The Bahrain Institute for Rights and Democracy (BIRD) is a non-profit human rights organisation based in London which promotes democratisation and human rights in Bahrain. It was founded by Sayed Ahmed Alwadaei, Alaa Shehabi and Hussain Abdullah in 2013, and is funded by the Sigrid Rausing Trust for the years 2016-2019. The National Endowment for Democracy approved a grant for the year 2015.

== Leadership ==
===Sayed Ahmed Alwadaei===
One of the founders of BIRD, Sayed Ahmed Alwadaei, received attention for his advocacy work and for protesting against visits by members of the Bahraini royal family to the United Kingdom. As a fugitive from Bahrain, he subsequently had his Bahraini citizenship revoked in January 2015 and has applied for asylum in the United Kingdom. In 2020, he was co-winner of the Index on Censorship "campaigning" award, for "his work as a prominent critic of the Bahraini government ... despite the danger faced by him and his family."

== Campaigns ==
BIRD has led a number of campaigns to raise awareness about what they view as the political repression of the Bahraini pro-democracy movement. These have included campaigns around the Bahrain Formula 1 race and the candidacy of Sheikh Salman Alkhalifa for President of FIFA in 2016.

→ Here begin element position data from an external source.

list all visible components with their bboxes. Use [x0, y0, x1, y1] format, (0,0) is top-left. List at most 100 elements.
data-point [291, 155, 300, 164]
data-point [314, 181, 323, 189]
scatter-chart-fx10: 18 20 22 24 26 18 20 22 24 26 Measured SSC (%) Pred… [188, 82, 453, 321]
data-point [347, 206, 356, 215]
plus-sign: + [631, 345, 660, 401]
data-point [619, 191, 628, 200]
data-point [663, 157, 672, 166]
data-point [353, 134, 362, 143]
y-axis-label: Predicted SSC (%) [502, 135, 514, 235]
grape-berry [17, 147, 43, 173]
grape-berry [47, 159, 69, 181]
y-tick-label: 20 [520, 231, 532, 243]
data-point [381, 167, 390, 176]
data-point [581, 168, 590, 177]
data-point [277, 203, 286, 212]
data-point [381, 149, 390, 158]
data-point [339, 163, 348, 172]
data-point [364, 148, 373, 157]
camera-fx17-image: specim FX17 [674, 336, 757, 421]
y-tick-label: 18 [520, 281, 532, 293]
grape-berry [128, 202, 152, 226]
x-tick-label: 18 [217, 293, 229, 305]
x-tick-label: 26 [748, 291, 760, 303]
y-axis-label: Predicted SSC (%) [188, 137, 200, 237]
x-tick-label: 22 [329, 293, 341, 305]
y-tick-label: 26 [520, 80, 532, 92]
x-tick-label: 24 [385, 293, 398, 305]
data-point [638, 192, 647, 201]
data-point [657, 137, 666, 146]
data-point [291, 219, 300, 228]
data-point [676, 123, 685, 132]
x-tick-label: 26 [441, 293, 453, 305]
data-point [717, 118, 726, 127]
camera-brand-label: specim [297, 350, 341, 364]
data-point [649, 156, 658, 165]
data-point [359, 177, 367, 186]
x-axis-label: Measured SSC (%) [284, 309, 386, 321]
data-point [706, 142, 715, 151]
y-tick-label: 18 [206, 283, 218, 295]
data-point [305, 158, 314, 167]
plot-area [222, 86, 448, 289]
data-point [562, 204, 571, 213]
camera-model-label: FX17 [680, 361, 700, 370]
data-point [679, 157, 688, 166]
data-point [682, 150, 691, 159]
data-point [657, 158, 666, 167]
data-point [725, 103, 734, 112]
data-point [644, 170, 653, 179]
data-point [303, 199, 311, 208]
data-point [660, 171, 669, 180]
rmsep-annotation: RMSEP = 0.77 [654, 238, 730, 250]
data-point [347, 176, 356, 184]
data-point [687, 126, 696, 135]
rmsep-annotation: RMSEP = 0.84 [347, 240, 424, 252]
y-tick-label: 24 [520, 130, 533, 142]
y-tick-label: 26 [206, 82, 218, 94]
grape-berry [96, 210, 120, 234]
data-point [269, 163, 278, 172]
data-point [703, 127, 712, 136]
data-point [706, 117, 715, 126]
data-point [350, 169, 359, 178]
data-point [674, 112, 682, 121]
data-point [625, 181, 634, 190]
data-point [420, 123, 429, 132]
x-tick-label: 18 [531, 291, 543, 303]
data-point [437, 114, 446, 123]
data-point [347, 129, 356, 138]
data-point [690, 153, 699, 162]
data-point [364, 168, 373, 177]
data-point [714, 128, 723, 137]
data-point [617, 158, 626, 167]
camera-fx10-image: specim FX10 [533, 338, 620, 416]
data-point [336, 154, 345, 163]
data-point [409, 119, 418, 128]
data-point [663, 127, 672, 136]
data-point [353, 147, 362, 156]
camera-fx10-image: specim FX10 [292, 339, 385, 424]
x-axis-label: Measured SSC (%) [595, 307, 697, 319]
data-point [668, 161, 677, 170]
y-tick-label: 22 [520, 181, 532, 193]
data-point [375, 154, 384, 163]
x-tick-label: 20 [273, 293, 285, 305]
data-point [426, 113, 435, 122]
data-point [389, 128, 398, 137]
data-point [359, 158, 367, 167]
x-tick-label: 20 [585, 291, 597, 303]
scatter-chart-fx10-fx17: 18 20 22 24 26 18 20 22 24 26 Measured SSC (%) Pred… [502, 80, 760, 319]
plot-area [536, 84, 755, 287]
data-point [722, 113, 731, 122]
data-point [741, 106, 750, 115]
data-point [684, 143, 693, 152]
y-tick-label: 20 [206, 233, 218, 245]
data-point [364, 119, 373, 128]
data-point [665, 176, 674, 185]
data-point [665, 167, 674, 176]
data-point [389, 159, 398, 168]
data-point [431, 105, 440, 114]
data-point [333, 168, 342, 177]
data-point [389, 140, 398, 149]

BIRD has been active in campaigning for the release of Bahraini human rights activist Nabeel Rajab, who has been repeatedly imprisoned in Bahrain after criticising the Bahraini government.

BIRD has worked closely with regional and international human rights organisations including Human Rights Watch, Reprieve, Amnesty International, UK-based Campaign Against Arms Trade, the Stop The War Coalition, Bahrain Center for Human Rights (BCHR), and Americans for Democracy and Human Rights in Bahrain (ADHRB).